The legal interpretation of the Protection of Personal Information Act (POPIA) legislation impact is often dealt with at a high-level with management, which then fails to provide support in unpacking, analysing and interpreting the specific impact and remedies

This is according to Anne-Marié Pretorius from the consulting firm Bizmod, who adds, “POPI is by no means new, yet we still find that many organisations of various sizes are battling with compliance.

“In South Africa, cybercrime has become a national crisis, as data breach risks are growing and South African businesses are unprepared for the growing risk of cyber-attacks.

“Many organisations struggle to implement the intent of the Act in a practical way that does not hamper the day-to-day running of the business.
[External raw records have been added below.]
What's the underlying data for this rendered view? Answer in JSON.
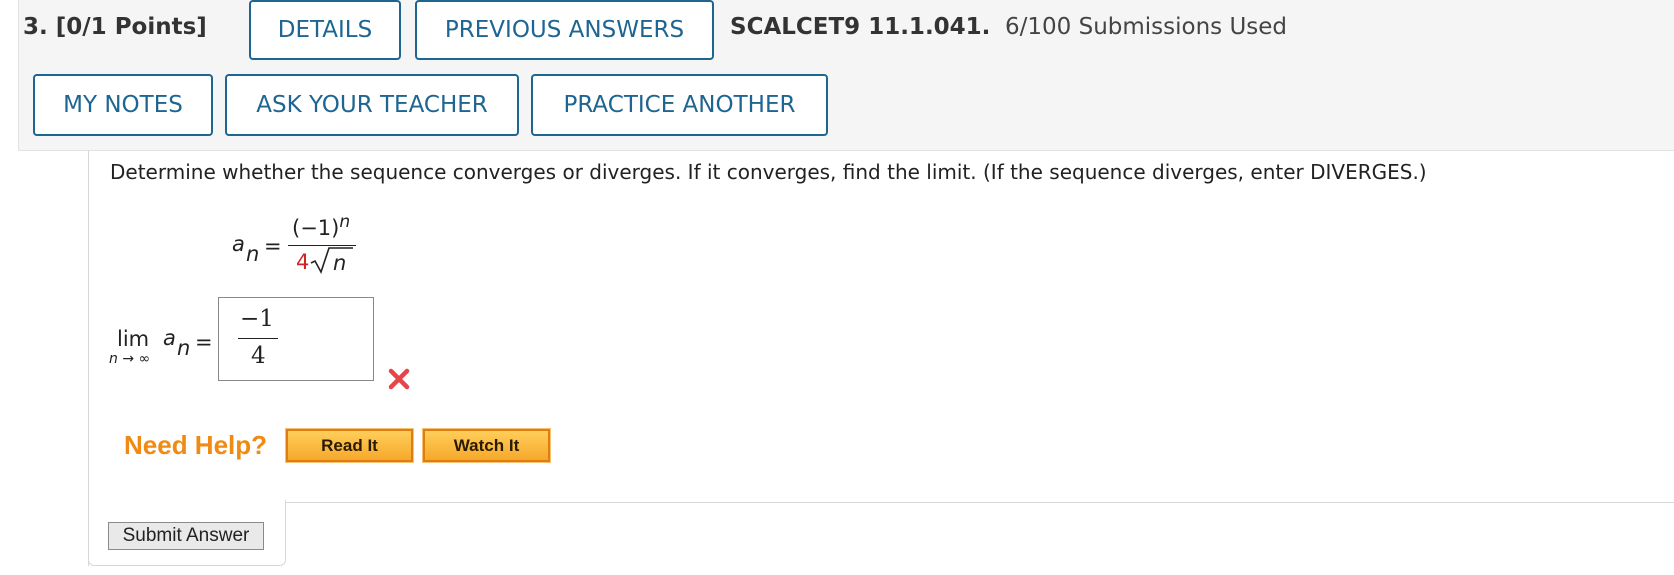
{
  "header": {
    "question_number": "3.",
    "points": "[0/1 Points]",
    "details_label": "DETAILS",
    "previous_answers_label": "PREVIOUS ANSWERS",
    "problem_code": "SCALCET9 11.1.041.",
    "submissions": "6/100 Submissions Used",
    "my_notes_label": "MY NOTES",
    "ask_teacher_label": "ASK YOUR TEACHER",
    "practice_another_label": "PRACTICE ANOTHER"
  },
  "question": {
    "prompt": "Determine whether the sequence converges or diverges. If it converges, find the limit. (If the sequence diverges, enter DIVERGES.)",
    "formula": {
      "lhs_var": "a",
      "lhs_sub": "n",
      "equals": "=",
      "numerator_base": "(−1)",
      "numerator_exp": "n",
      "denominator_coef": "4",
      "denominator_var": "n"
    },
    "limit": {
      "lim": "lim",
      "lim_sub": "n → ∞",
      "var": "a",
      "var_sub": "n",
      "equals": "="
    },
    "answer": {
      "numerator": "−1",
      "denominator": "4",
      "status": "incorrect"
    }
  },
  "help": {
    "label": "Need Help?",
    "read_it": "Read It",
    "watch_it": "Watch It"
  },
  "submit_label": "Submit Answer",
  "colors": {
    "brand_blue": "#1e6592",
    "help_orange": "#f08a12",
    "wrong_red": "#e8454a",
    "coefficient_red": "#d32222"
  },
  "icons": {
    "wrong": "x-mark-icon"
  }
}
At the centre of any compliance implementation is the ability to interpret legislation into practical guidelines or interventions, which will enable businesses to comply at a process, systems, people and data level.”
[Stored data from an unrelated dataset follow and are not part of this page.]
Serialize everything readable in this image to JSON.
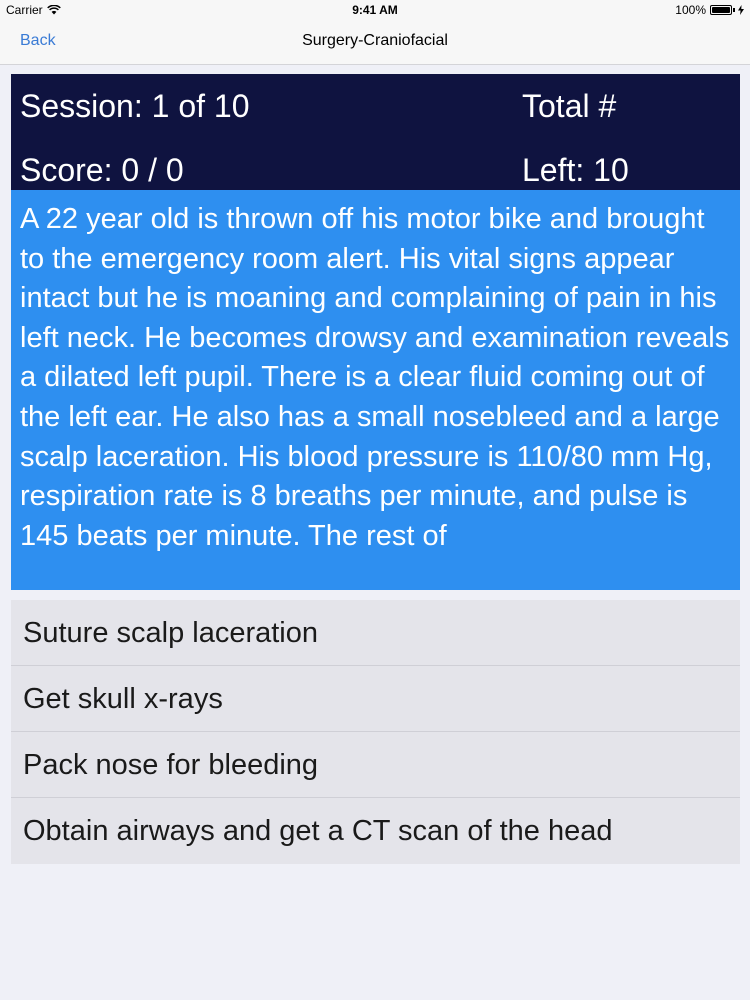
{
  "status_bar": {
    "carrier": "Carrier",
    "time": "9:41 AM",
    "battery": "100%",
    "icons": [
      "wifi-icon",
      "battery-icon",
      "charging-bolt-icon"
    ]
  },
  "nav": {
    "back_label": "Back",
    "title": "Surgery-Craniofacial"
  },
  "session": {
    "session_label": "Session: 1 of 10",
    "total_label": "Total #",
    "score_label": "Score: 0 / 0",
    "left_label": "Left: 10"
  },
  "question": {
    "text": "A 22 year old is thrown off his motor bike and brought to the emergency room alert. His vital signs appear intact but he is moaning and complaining of pain in his left neck. He becomes drowsy and examination reveals a dilated left pupil. There is a clear fluid coming out of the left ear. He also has a small nosebleed and a large scalp laceration. His blood pressure is 110/80 mm Hg, respiration rate is 8 breaths per minute, and pulse is 145 beats per minute. The rest of"
  },
  "answers": [
    {
      "label": "Suture scalp laceration"
    },
    {
      "label": "Get skull x-rays"
    },
    {
      "label": "Pack nose for bleeding"
    },
    {
      "label": "Obtain airways and get a CT scan of the head"
    }
  ],
  "colors": {
    "header_bg": "#0f1340",
    "question_bg": "#2e8ff0",
    "answer_bg": "#e4e4ea",
    "accent": "#3a7bd5",
    "page_bg": "#eff0f7"
  }
}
The 2015 Information Security Breach Survey, undertaken by PWC, showed that 90% of large organisations reported suffering a security breach in 2015. It found that 59% of employees steal proprietary corporate data when they quit or are fired and 68% of funds lost because of a cyber-attack were declared unrecoverable. The average time to detect a malicious or criminal attack by a global study sample of organisations was 170 days.

Guidelines

Pretorius provides these guidelines for organisations struggling with compliance and data breaches:

  • Analyse the primary facing unit, operational and application areas, while structuring the various work streams including process analysis, contracting, people change management and systems.
  • Conduct a gap analysis by converting the POPI Act into key questions. Standardise this across the impacted areas and create a heat map of impact.
  • The heat map of impact enables the organisation to identify impact across the dimensions of business areas and implement POPI compliant business processes and controls within the organisation.
  • Enhance operational systems, controls and technologies to support compliance, thereby bringing about compliant business solutions.
  • Establish programme education throughout the organisation with training, awareness and change activities that raise sensitivity and understanding of the POPI Act.
  • Recruit a permanent employee to fulfil the role of Privacy Officer. This allows for a permanent business-as-usual capability, allowing for sustainability.

“The POPI act creates significant impact on business as complying with it requires changes of most processes and systems which then have a direct impact on employees’ behaviour. The organisation is accountable for overseeing its POPI compliance and therefore it needs to identify and design pragmatic steps and interventions for sustainable results,” concludes Pretorius.